In my application, I am launching multiple threads to grab frames from multiple cameras. Each thread is responsible for one camera and when a frame is grabbed, an object detection model, deployed on TensorRT will be utilized to detect the targeted objects in the grabbed frames. To boost some of the functionalities, I use OpenCV compiled with CUDA as well. I noticed when the number of launched threads goes up, I experience a huge amount of delay, whereas the delay value looks much lower when I launch 1 to 3 threads. I tried to profile my application with Nsight System to find the bottleneck. When I assesd the runtimeof the app on Nsight System, saw blocked states at multiple reports as its shown below :

Can anyone explain if the witnessed delay is related to these blocked states and if so, how can I get rid of them?

1 Like

I can’t really say much about what is going on specifically with your application. You know the code far better than I. I also don’t have the times on the screenshot, but based on the width of that block, yeah, I think that is probably a problem.

I don’t know what options you used to run Nsys but there is a good chance that you ran it with CPU backtraces on. If you did that, you should be able to use the top-down or bottom up stacks at in the bottom pane to find out what functions/code paths are dominating the runtime.
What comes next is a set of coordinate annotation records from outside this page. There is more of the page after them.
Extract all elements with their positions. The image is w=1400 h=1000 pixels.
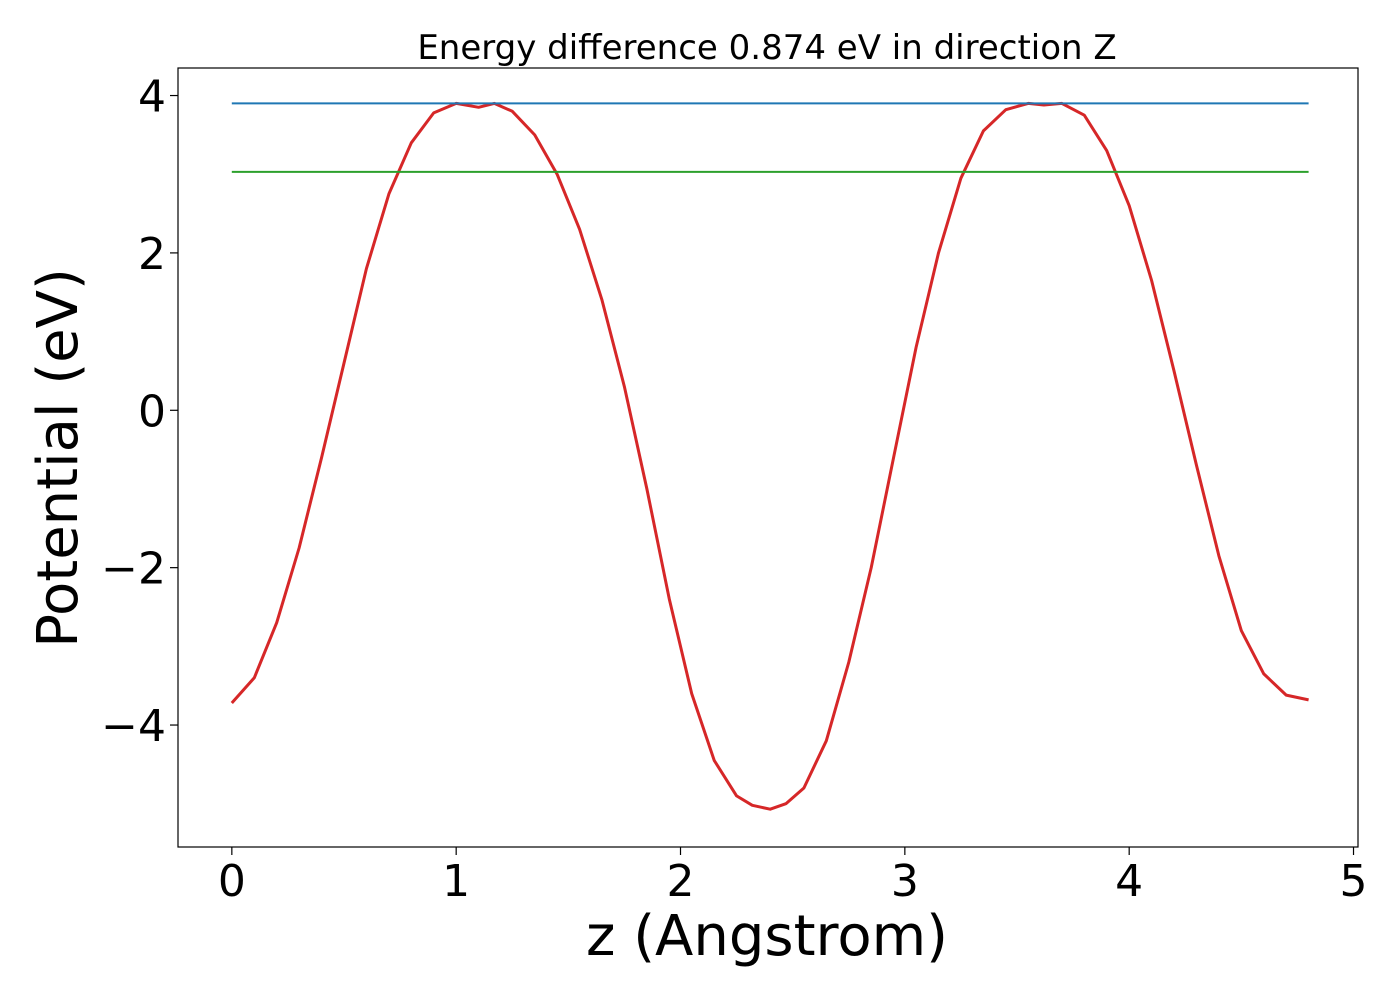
x-axis-label: z (Angstrom): [586, 904, 948, 969]
y-tick-label: 4: [138, 72, 166, 123]
series-layer: [230, 101, 1309, 811]
y-tick-label: 0: [138, 386, 166, 437]
series-line-potential: [230, 101, 1309, 811]
x-tick-label: 2: [667, 856, 695, 907]
y-tick-label: 2: [138, 229, 166, 280]
x-tick-label: 4: [1115, 856, 1143, 907]
y-axis: −4 −2 0 2 4: [101, 72, 178, 752]
plot-frame: [177, 67, 1359, 848]
x-axis: 0 1 2 3 4 5: [218, 847, 1368, 907]
chart-title: Energy difference 0.874 eV in direction …: [417, 28, 1116, 68]
y-tick-label: −4: [101, 701, 166, 752]
x-tick-label: 5: [1340, 856, 1368, 907]
x-tick-label: 0: [218, 856, 246, 907]
x-tick-label: 3: [891, 856, 919, 907]
y-axis-label: Potential (eV): [26, 268, 91, 648]
x-tick-label: 1: [442, 856, 470, 907]
y-tick-label: −2: [101, 544, 166, 595]
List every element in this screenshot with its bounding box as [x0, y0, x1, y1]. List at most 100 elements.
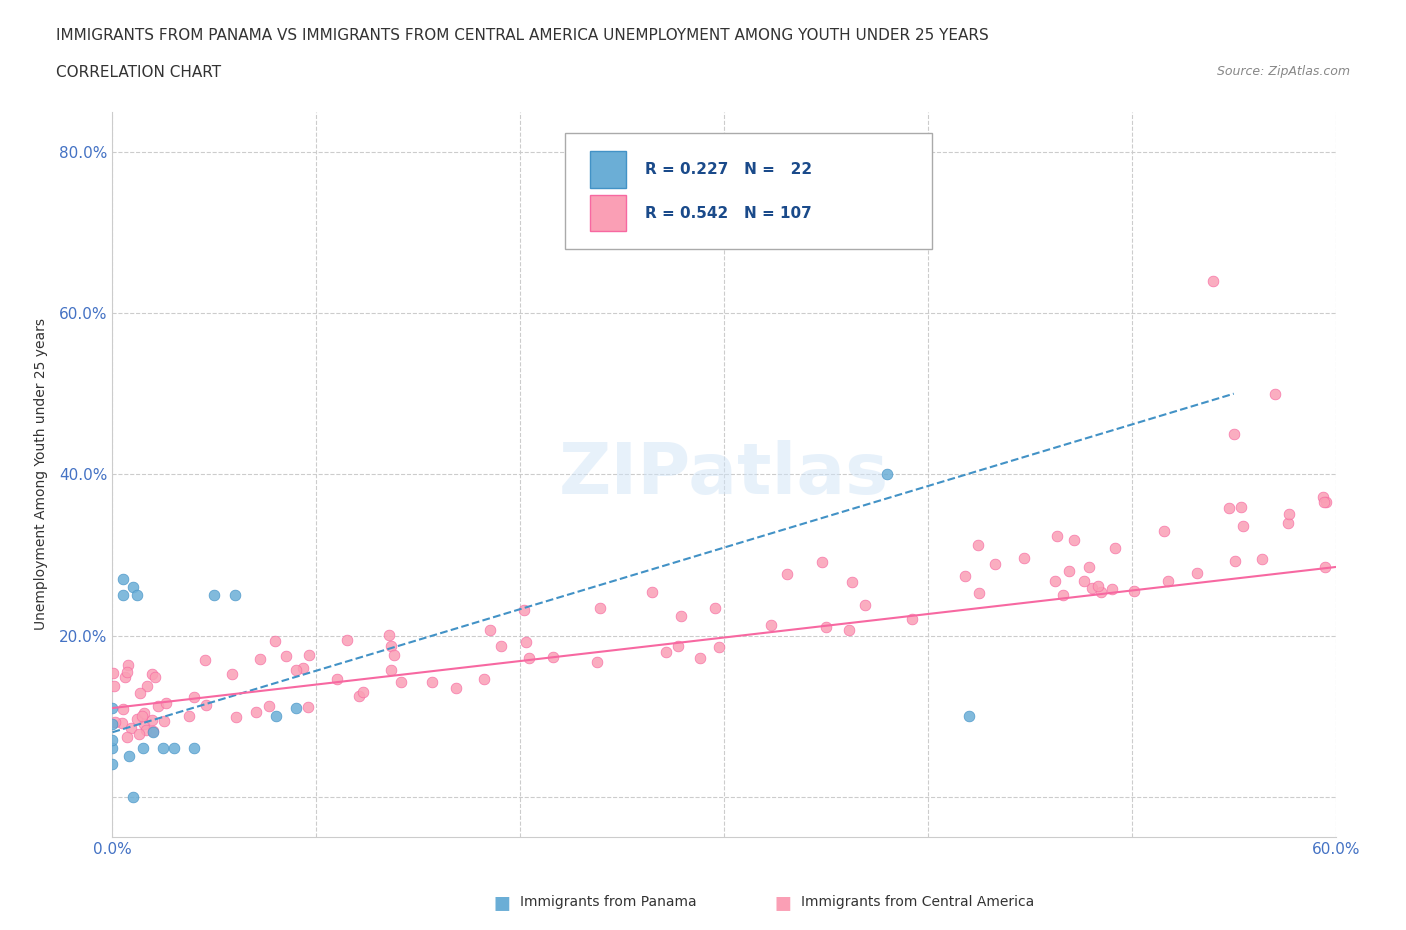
Point — [1052, 588, 1074, 603]
Point — [335, 632, 357, 647]
Point — [225, 710, 247, 724]
Point — [1157, 574, 1180, 589]
Point — [163, 741, 186, 756]
Point — [953, 568, 976, 583]
Point — [153, 714, 176, 729]
Point — [776, 567, 799, 582]
Point — [1063, 533, 1085, 548]
Point — [245, 705, 267, 720]
Point — [114, 670, 136, 684]
Point — [967, 538, 990, 552]
Point — [141, 712, 163, 727]
Point — [284, 662, 307, 677]
Point — [142, 724, 165, 738]
Bar — [589, 195, 626, 232]
Point — [115, 730, 138, 745]
Text: Source: ZipAtlas.com: Source: ZipAtlas.com — [1216, 65, 1350, 78]
Point — [901, 611, 924, 626]
Point — [221, 666, 243, 681]
Point — [1277, 515, 1299, 530]
Point — [586, 655, 609, 670]
Point — [120, 720, 142, 735]
Point — [141, 667, 163, 682]
Point — [1315, 495, 1337, 510]
Point — [101, 717, 124, 732]
Point — [122, 790, 145, 804]
Point — [111, 588, 134, 603]
Point — [347, 688, 370, 703]
Point — [101, 733, 124, 748]
Point — [378, 628, 401, 643]
Point — [515, 635, 537, 650]
Point — [1223, 553, 1246, 568]
Point — [177, 709, 200, 724]
Point — [654, 645, 676, 660]
Point — [155, 696, 177, 711]
Point — [136, 679, 159, 694]
Point — [183, 741, 205, 756]
Point — [446, 681, 468, 696]
Text: IMMIGRANTS FROM PANAMA VS IMMIGRANTS FROM CENTRAL AMERICA UNEMPLOYMENT AMONG YOU: IMMIGRANTS FROM PANAMA VS IMMIGRANTS FRO… — [56, 28, 988, 43]
Point — [517, 651, 540, 666]
Point — [1313, 494, 1336, 509]
Point — [541, 649, 564, 664]
Point — [183, 690, 205, 705]
Text: Immigrants from Panama: Immigrants from Panama — [520, 895, 697, 910]
Text: R = 0.227   N =   22: R = 0.227 N = 22 — [644, 162, 811, 177]
Point — [838, 623, 860, 638]
Point — [1277, 506, 1299, 521]
Point — [101, 666, 124, 681]
Y-axis label: Unemployment Among Youth under 25 years: Unemployment Among Youth under 25 years — [34, 318, 48, 631]
Point — [380, 638, 402, 653]
Point — [101, 700, 124, 715]
Point — [148, 698, 170, 713]
Text: ZIPatlas: ZIPatlas — [560, 440, 889, 509]
Point — [127, 711, 149, 726]
Point — [224, 588, 246, 603]
Point — [703, 600, 725, 615]
Point — [1232, 519, 1254, 534]
Point — [1073, 574, 1095, 589]
Point — [326, 672, 349, 687]
Point — [1185, 565, 1208, 580]
Point — [666, 638, 689, 653]
Point — [152, 741, 174, 756]
Point — [588, 601, 610, 616]
Point — [118, 749, 141, 764]
Point — [104, 714, 127, 729]
Point — [853, 597, 876, 612]
Point — [1012, 551, 1035, 565]
Point — [132, 741, 155, 756]
Point — [380, 663, 402, 678]
Point — [249, 651, 271, 666]
Point — [195, 698, 218, 712]
Point — [957, 709, 980, 724]
Point — [115, 665, 138, 680]
Point — [1223, 427, 1246, 442]
Point — [122, 579, 145, 594]
Point — [967, 586, 990, 601]
Point — [1101, 581, 1123, 596]
Point — [128, 726, 150, 741]
Text: R = 0.542   N = 107: R = 0.542 N = 107 — [644, 206, 811, 220]
Point — [489, 638, 512, 653]
Point — [689, 651, 711, 666]
Point — [513, 603, 536, 618]
Point — [983, 557, 1005, 572]
Point — [1078, 560, 1101, 575]
Point — [259, 698, 281, 713]
Point — [132, 706, 155, 721]
Point — [1202, 273, 1225, 288]
Point — [129, 685, 152, 700]
Point — [1104, 540, 1126, 555]
Point — [814, 619, 837, 634]
Point — [1080, 581, 1102, 596]
Point — [284, 700, 308, 715]
Point — [1218, 500, 1240, 515]
Text: ▪: ▪ — [492, 888, 510, 916]
Point — [111, 715, 134, 730]
Point — [134, 716, 156, 731]
Point — [1312, 489, 1334, 504]
Text: Immigrants from Central America: Immigrants from Central America — [801, 895, 1035, 910]
Point — [131, 709, 153, 724]
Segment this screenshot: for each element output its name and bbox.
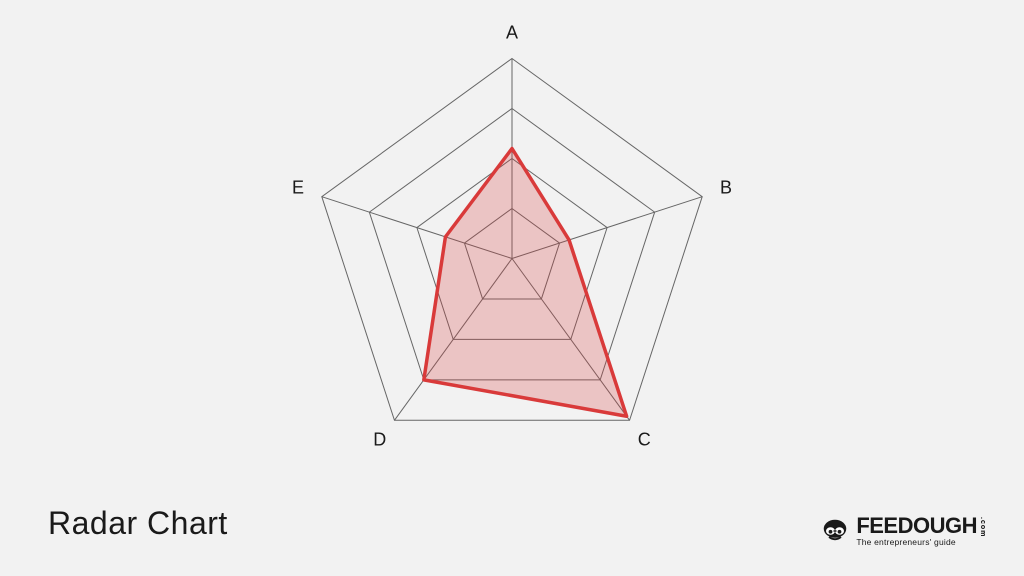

If you zoom in on the timeline, the backtraces will zoom into the same range, so you can focus on just what is going on before and after the delay that you are seeing to narrow in your search.

Hope that helps.

1 Like

@hwilper Thank you so much for your quick answer.
My OS is Windows 10 and TensorRT version is 8.6.1 if its helpful. I use C++ standard thread library to launch the threads.
I have just recently started working with nsight and dont know if CPU backtraces is on or not.
I attached a wider image and if more images are needed just let me know.:

What were the options you ran the tool with?

Can you try the drop down box on the event view and see if top-down or bottom up are listed there? if they are that means you had sampling on. If not, do another run with CPU sampling turned on.

@hwilper I checked the event view out and there are some lines in a list, like the image below :
Does it show the root cause of the problem ?

That is the correct screen and has the information I was looking for. I would probably switch over to the top-down view if it is available. Then open the bullets for the expensive operations and see what the code paths are there and how much time is being spent in the different functions.